FIFA avança para venda de 21% da nova empresa dos seus eventos por €3,91 mil M
Plano de Gianni Infantino canaliza liquidez imediata para federações e separa a exploração comercial da governação. UEFA e Concacaf contestam processo e princípios.
O que aconteceu
A FIFA propôs criar a FIFA Forward Enterprises (FFE), uma nova entidade para gerir as operações comerciais dos seus principais eventos — incluindo Mundial e Mundial de Clubes — e vender até 21% desse veículo a investidores privados por cerca de €3,91 mil milhões (US$4,2 mil M). O objetivo é triplicar os fundos de desenvolvimento distribuídos às 211 associações e libertar de imediato verbas via um novo canal, o FIFA Fast-Forward Programme (FFFP). O banco JP Morgan assessora a operação; a Thrive Eternal, veículo de Joshua Kushner, é apontada como líder do consórcio investidor (não confirmado).

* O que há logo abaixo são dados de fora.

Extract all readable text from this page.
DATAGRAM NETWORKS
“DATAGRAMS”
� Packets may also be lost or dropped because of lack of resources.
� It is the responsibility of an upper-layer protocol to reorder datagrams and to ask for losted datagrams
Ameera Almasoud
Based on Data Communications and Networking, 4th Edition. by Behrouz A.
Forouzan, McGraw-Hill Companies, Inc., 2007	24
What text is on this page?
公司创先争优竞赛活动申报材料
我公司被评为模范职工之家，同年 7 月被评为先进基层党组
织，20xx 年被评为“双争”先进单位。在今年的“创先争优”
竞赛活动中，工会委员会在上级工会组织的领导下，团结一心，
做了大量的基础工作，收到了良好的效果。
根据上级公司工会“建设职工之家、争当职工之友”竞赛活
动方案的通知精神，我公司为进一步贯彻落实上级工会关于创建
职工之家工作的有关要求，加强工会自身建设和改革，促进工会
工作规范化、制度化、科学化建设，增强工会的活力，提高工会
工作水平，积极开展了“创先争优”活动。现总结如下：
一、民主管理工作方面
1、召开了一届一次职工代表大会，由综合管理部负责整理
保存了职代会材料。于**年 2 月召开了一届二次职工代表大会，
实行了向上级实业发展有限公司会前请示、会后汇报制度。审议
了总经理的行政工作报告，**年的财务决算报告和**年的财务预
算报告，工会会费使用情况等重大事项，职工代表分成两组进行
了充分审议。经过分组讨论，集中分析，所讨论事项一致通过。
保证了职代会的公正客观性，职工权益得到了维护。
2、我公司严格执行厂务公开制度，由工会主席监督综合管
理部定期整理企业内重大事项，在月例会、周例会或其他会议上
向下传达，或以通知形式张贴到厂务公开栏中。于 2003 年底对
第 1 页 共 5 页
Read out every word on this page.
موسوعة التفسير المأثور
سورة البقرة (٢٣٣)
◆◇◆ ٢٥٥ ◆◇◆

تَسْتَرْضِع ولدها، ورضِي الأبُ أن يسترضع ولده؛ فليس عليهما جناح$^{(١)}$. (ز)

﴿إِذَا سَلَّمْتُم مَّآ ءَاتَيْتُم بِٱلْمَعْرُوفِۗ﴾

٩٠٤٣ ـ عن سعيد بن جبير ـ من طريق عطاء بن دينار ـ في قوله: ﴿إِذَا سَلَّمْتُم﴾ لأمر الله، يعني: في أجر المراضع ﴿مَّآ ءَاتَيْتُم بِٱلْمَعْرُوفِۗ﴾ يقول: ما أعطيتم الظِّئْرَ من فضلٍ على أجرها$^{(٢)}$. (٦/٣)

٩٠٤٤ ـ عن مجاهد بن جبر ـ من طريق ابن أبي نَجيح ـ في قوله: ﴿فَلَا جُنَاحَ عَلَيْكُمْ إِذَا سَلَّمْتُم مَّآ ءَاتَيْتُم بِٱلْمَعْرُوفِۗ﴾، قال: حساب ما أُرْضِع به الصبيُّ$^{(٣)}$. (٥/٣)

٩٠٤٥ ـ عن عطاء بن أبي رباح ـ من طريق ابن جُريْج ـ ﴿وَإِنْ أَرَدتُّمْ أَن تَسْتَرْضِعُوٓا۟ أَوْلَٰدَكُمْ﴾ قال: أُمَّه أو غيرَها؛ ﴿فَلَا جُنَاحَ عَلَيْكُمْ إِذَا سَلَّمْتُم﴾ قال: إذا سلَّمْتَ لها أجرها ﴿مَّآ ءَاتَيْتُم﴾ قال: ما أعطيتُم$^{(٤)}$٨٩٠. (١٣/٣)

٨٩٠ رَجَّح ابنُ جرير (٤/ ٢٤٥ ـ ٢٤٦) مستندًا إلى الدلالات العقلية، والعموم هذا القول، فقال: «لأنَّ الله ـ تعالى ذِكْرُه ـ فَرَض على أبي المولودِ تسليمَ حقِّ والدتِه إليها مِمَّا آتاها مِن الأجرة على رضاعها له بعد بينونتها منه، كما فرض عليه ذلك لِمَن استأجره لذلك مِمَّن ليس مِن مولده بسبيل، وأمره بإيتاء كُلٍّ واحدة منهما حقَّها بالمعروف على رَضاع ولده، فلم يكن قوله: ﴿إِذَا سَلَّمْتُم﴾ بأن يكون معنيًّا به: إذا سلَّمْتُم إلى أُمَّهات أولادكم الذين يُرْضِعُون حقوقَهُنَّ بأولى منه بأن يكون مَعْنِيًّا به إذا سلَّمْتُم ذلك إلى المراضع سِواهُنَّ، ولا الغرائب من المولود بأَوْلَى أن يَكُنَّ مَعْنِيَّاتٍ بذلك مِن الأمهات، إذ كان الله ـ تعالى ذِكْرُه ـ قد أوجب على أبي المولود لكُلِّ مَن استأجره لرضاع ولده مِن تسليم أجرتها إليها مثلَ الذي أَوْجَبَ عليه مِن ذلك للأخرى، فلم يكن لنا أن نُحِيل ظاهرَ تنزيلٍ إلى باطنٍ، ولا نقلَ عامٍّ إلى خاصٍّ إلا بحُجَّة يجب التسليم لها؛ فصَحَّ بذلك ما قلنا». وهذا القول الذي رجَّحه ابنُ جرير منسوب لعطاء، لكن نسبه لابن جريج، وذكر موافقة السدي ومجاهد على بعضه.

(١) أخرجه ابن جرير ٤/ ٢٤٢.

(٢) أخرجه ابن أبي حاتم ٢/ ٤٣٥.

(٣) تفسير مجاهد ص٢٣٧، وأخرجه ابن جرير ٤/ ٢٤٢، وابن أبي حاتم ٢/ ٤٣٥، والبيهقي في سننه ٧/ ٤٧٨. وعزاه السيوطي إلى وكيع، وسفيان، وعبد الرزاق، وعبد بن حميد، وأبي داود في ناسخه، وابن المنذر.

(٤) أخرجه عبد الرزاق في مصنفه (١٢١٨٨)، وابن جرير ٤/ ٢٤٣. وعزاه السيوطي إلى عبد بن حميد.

A proposta carece de aprovação da maioria das federações e do Conselho da FIFA.
Por Que Importa
- Se concretizada, injeta €3,91 mil M (US$4,2 mil M) de liquidez imediata nas federações, elevando o “Forward” para €10 mil M (US$10 mil M) em quatro anos — reforço material de orçamentos nacionais.
- Estrutura separa exploração comercial da governação, potencialmente maximizando receitas de direitos, patrocínios e hospitalidade, mas levanta riscos de captura por investidores e conflitos de interesse.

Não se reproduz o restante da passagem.